Тоня растерянно заметалась по избе, выхватила из подпечка ухват сажный, ещё горячий, с синими завитками на кованых рогах и сунула его сербиянке сзади под круглые подушки, в алый потасканный бархат, да так ловко, будто чугун с паревом поддела.
«Прочь, негодяйка, на месте приколю!»
Цыганка метнулась к порогу, но дрожь в голосе подавила, и лишь в сумерках глаз плеснулся мгновенный страх.
«Иди-иди, – двинулась на неё с ухватом Тоня. – Чего выстала, иль русского слова не понимаешь? Так я тебя сейчас выучу!

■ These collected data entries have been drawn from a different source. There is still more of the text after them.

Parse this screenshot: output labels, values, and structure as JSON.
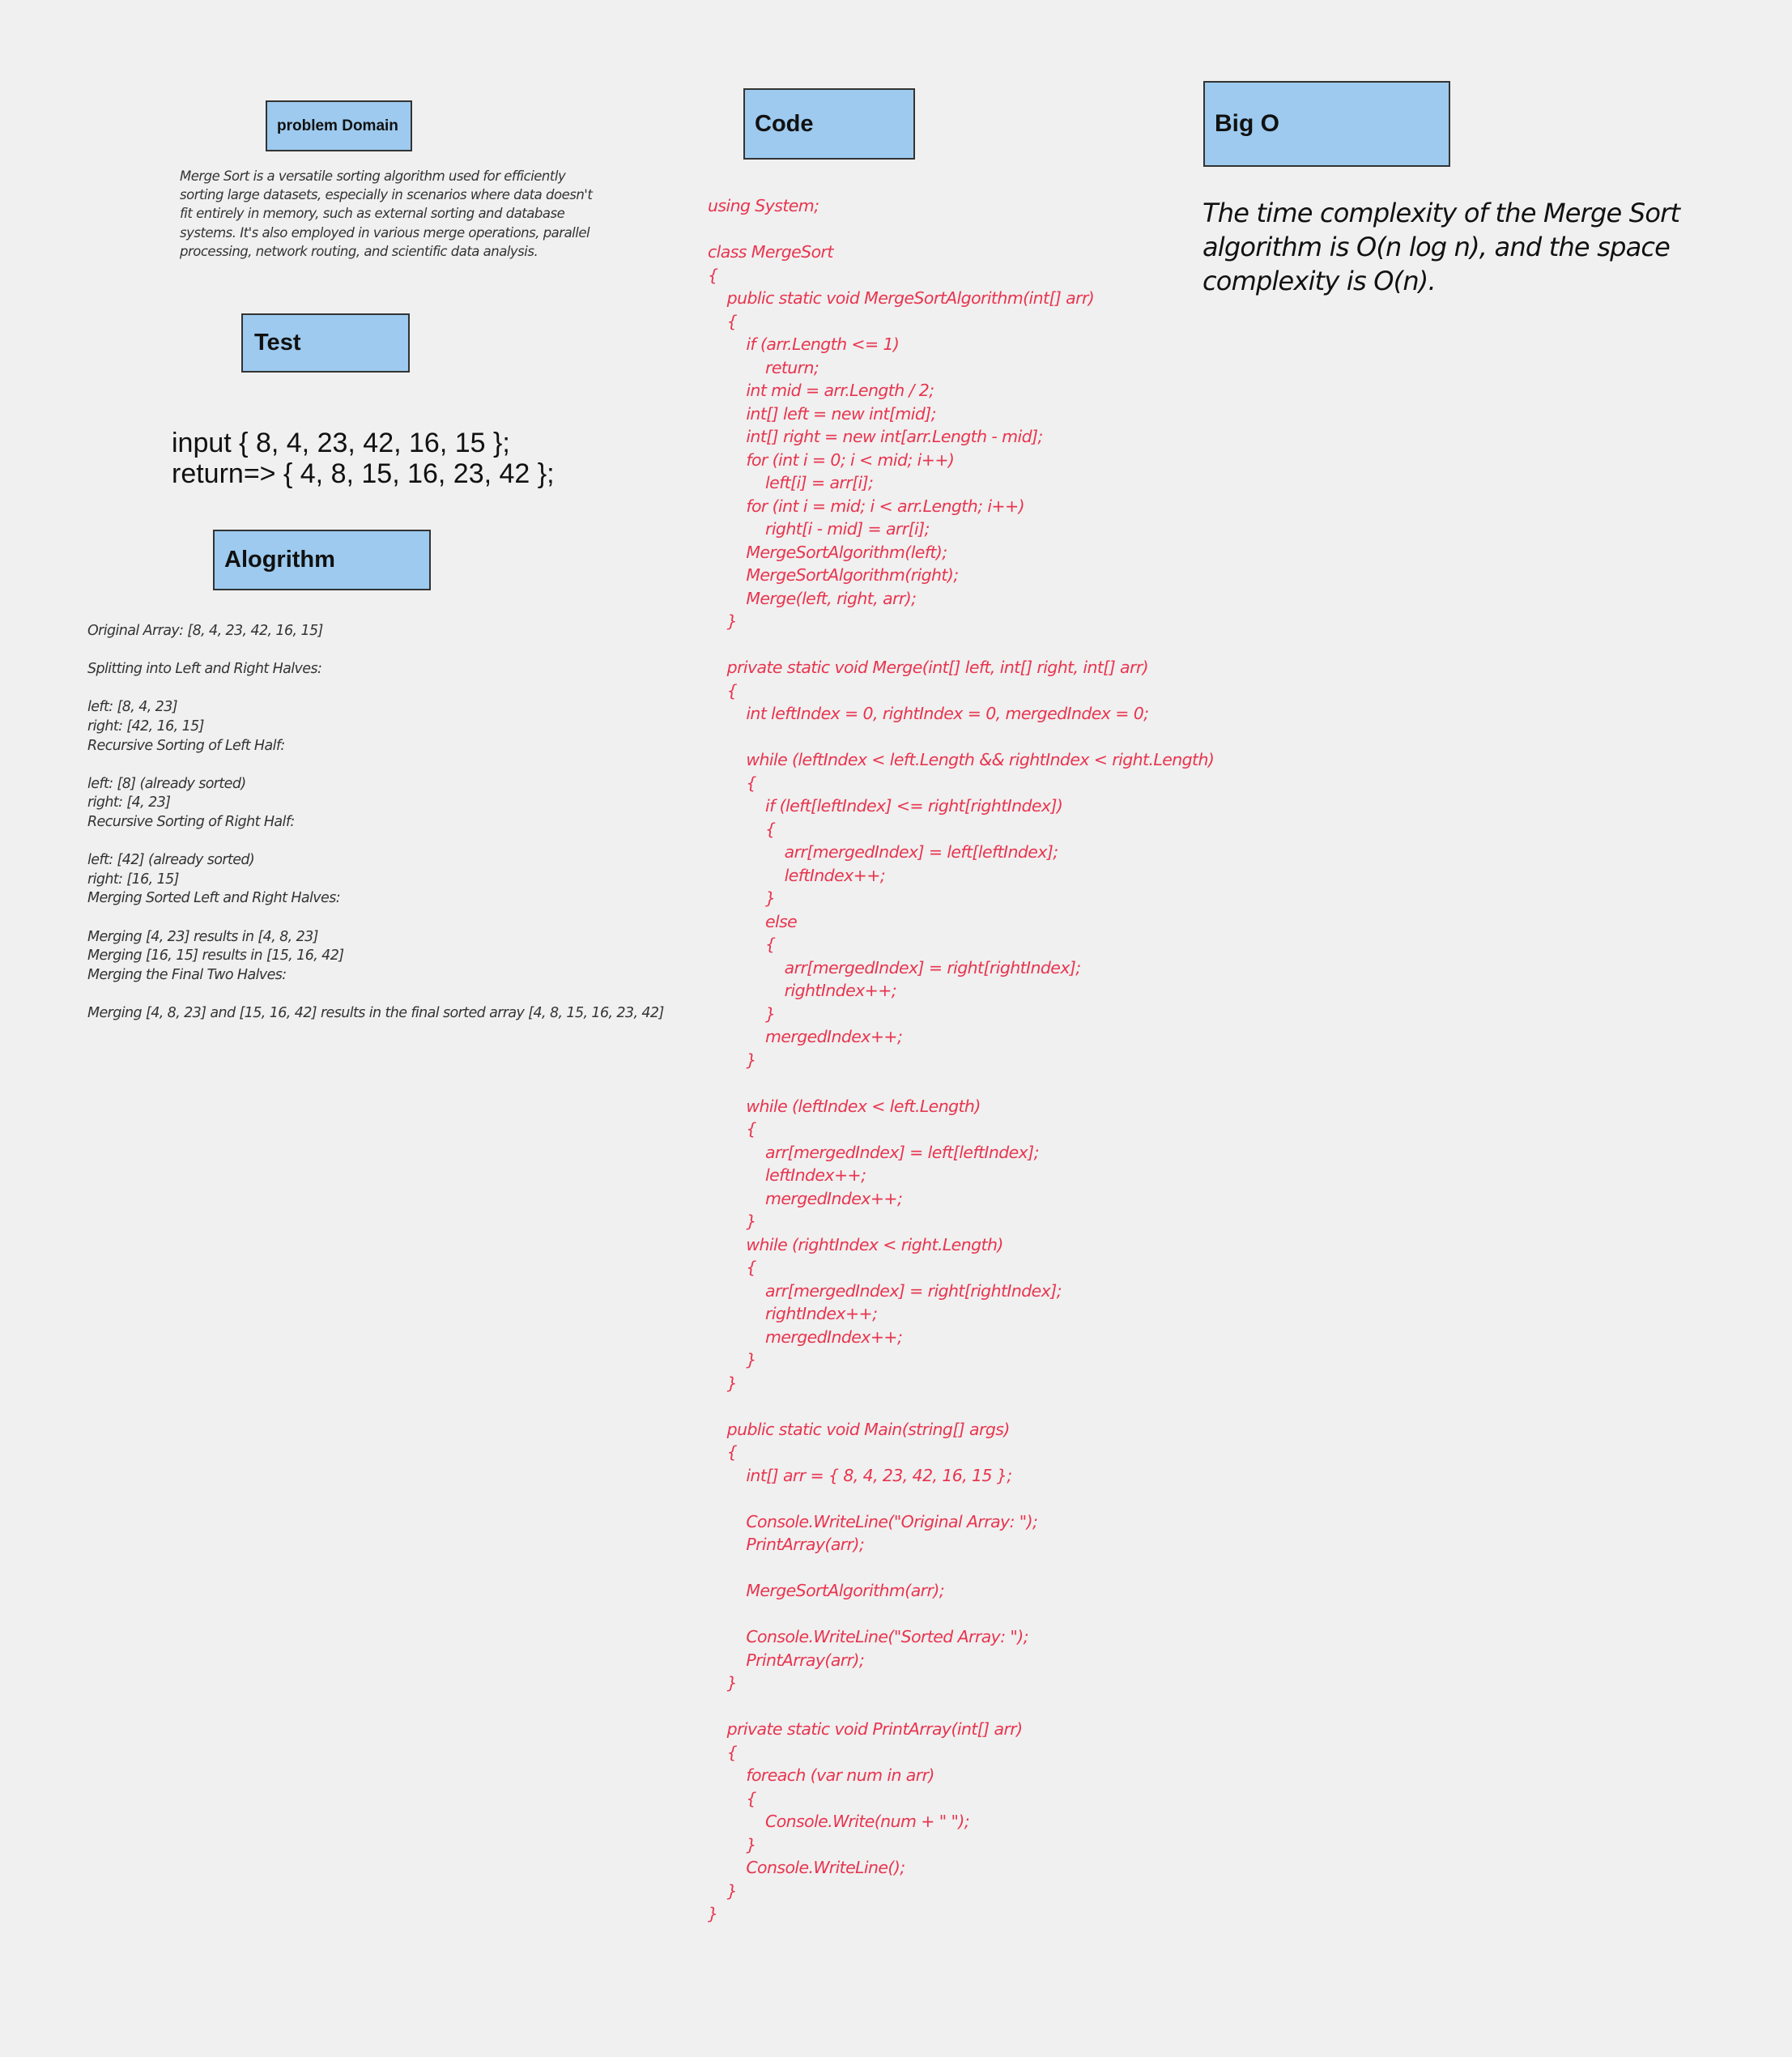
{
  "sections": {
    "problem_domain": {
      "title": "problem Domain",
      "body": "Merge Sort is a versatile sorting algorithm used for efficiently sorting large datasets, especially in scenarios where data doesn't fit entirely in memory, such as external sorting and database systems. It's also employed in various merge operations, parallel processing, network routing, and scientific data analysis."
    },
    "test": {
      "title": "Test",
      "body": "input { 8, 4, 23, 42, 16, 15 };\nreturn=> { 4, 8, 15, 16, 23, 42 };"
    },
    "algorithm": {
      "title": "Alogrithm",
      "body": "Original Array: [8, 4, 23, 42, 16, 15]\n\nSplitting into Left and Right Halves:\n\nleft: [8, 4, 23]\nright: [42, 16, 15]\nRecursive Sorting of Left Half:\n\nleft: [8] (already sorted)\nright: [4, 23]\nRecursive Sorting of Right Half:\n\nleft: [42] (already sorted)\nright: [16, 15]\nMerging Sorted Left and Right Halves:\n\nMerging [4, 23] results in [4, 8, 23]\nMerging [16, 15] results in [15, 16, 42]\nMerging the Final Two Halves:\n\nMerging [4, 8, 23] and [15, 16, 42] results in the final sorted array [4, 8, 15, 16, 23, 42]"
    },
    "code": {
      "title": "Code",
      "body": "using System;\n\nclass MergeSort\n{\n    public static void MergeSortAlgorithm(int[] arr)\n    {\n        if (arr.Length <= 1)\n            return;\n        int mid = arr.Length / 2;\n        int[] left = new int[mid];\n        int[] right = new int[arr.Length - mid];\n        for (int i = 0; i < mid; i++)\n            left[i] = arr[i];\n        for (int i = mid; i < arr.Length; i++)\n            right[i - mid] = arr[i];\n        MergeSortAlgorithm(left);\n        MergeSortAlgorithm(right);\n        Merge(left, right, arr);\n    }\n\n    private static void Merge(int[] left, int[] right, int[] arr)\n    {\n        int leftIndex = 0, rightIndex = 0, mergedIndex = 0;\n\n        while (leftIndex < left.Length && rightIndex < right.Length)\n        {\n            if (left[leftIndex] <= right[rightIndex])\n            {\n                arr[mergedIndex] = left[leftIndex];\n                leftIndex++;\n            }\n            else\n            {\n                arr[mergedIndex] = right[rightIndex];\n                rightIndex++;\n            }\n            mergedIndex++;\n        }\n\n        while (leftIndex < left.Length)\n        {\n            arr[mergedIndex] = left[leftIndex];\n            leftIndex++;\n            mergedIndex++;\n        }\n        while (rightIndex < right.Length)\n        {\n            arr[mergedIndex] = right[rightIndex];\n            rightIndex++;\n            mergedIndex++;\n        }\n    }\n\n    public static void Main(string[] args)\n    {\n        int[] arr = { 8, 4, 23, 42, 16, 15 };\n\n        Console.WriteLine(\"Original Array: \");\n        PrintArray(arr);\n\n        MergeSortAlgorithm(arr);\n\n        Console.WriteLine(\"Sorted Array: \");\n        PrintArray(arr);\n    }\n\n    private static void PrintArray(int[] arr)\n    {\n        foreach (var num in arr)\n        {\n            Console.Write(num + \" \");\n        }\n        Console.WriteLine();\n    }\n}"
    },
    "big_o": {
      "title": "Big O",
      "body": "The time complexity of the Merge Sort algorithm is O(n log n), and the space complexity is O(n)."
    }
  },
  "colors": {
    "background": "#f0f0f0",
    "box_fill": "#9dcaee",
    "box_border": "#333333",
    "code_text": "#e8354f"
  }
}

Ишь, ей платье подай, ей всё подай. Совести в тебе нету, побирушка!»
Цыганка сникла, пятясь, отшагнула за порог, оправила юбку и вдруг закричала пронзительно:
«Слышь, подавись своей тряпкой, жадюга! Вдоветь тебе скоро. Это я говорю, сербиянка! Куковать будешь кукушкой, слышь? Нареветься тебе, навыться в одиночестве.»

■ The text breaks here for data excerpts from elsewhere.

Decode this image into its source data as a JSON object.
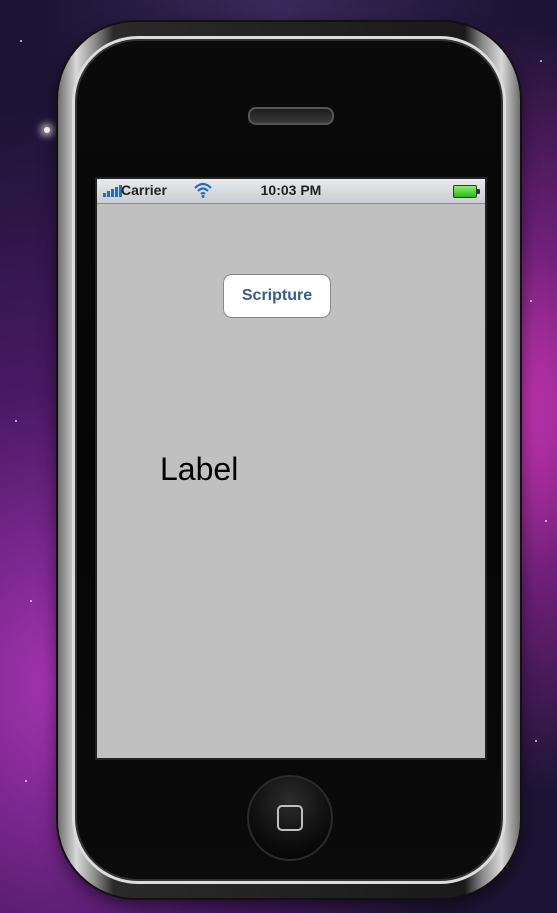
{
  "status_bar": {
    "carrier": "Carrier",
    "time": "10:03 PM"
  },
  "screen": {
    "button_label": "Scripture",
    "label_text": "Label",
    "background_color": "#c0c0c0"
  },
  "icons": {
    "signal": "signal-bars-icon",
    "wifi": "wifi-icon",
    "battery": "battery-icon",
    "home": "home-button-icon"
  }
}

И хлопнула дверью. И словно дождавшись этого мгновения зазвенел школьный колокольчик за стеною. Учитель пришел с урока, потирая ладони, возбужденно потянул носом дух печеного.
«Ах, шанежки ешь, дак поколачивай в плешь. Милая моя, драгоценная, да у тебя что-то горит?»
Жена смутно улыбнулась, открыла заслон, поддела противень лопатой; творожные шаньги уже приобуглились и в избу потянуло гарью. И отчего-то вдруг так нестерпимо схватило под грудью, с такой болью сдавило сердце от внезапной обиды, что Тося горестно простонала и припала к опечку. Учитель, не зная, что случилось, приобнял жену, жарко дышал в шею, ворковал:
«Да мы и такие шанежки смолотим, чего нам, казакам. Тося, не переживай, экая беда. Кто горелое ест, тот в воде не утонет».
А жена, подавляя в себе крик, плакала неутешно; ей хотелось сейчас лишь одного, чтобы Володя подольше стоял вот так, бережно обласкивая ее волосы, плечи, тепло сутулился рядом, чтобы навечно поместился в самой сердцевине испуганной, доверчивой души. В каждое слово, насуленное цыганкой, уже суеверно верилось, как в неизбежность.
Сербиянку мама вспоминала до глубокой старости, пока не потерялась умом.
15
Летом пятидесятого брат уехал в техникум в город Молотовск. Сам решил уйти в люди, а мама особенно и не держала его: раньше на ноги встанет, семье будет легче. Мама плакала, провожая сына: «Ну куда ты один, такой худенький да маленький. Будто тебя из дому кто гонит. Пропадешь ведь, Геня, один на чужой стороне. Может не поедешь?» Отворачивала взгляд, чувствуя вину. А был он действительно худенький, узколицый, с тонкими мосоликами и черной волной волос. Ну, вылитый отец: зубы такие же, неряшливым частоколом, и губы его, и глаза. В дорогу даны были Гене деревянный сундучок со сменой белья, пятерка деньгами и житняя кулебяка со щукой. Это всё, что могла осилить мать.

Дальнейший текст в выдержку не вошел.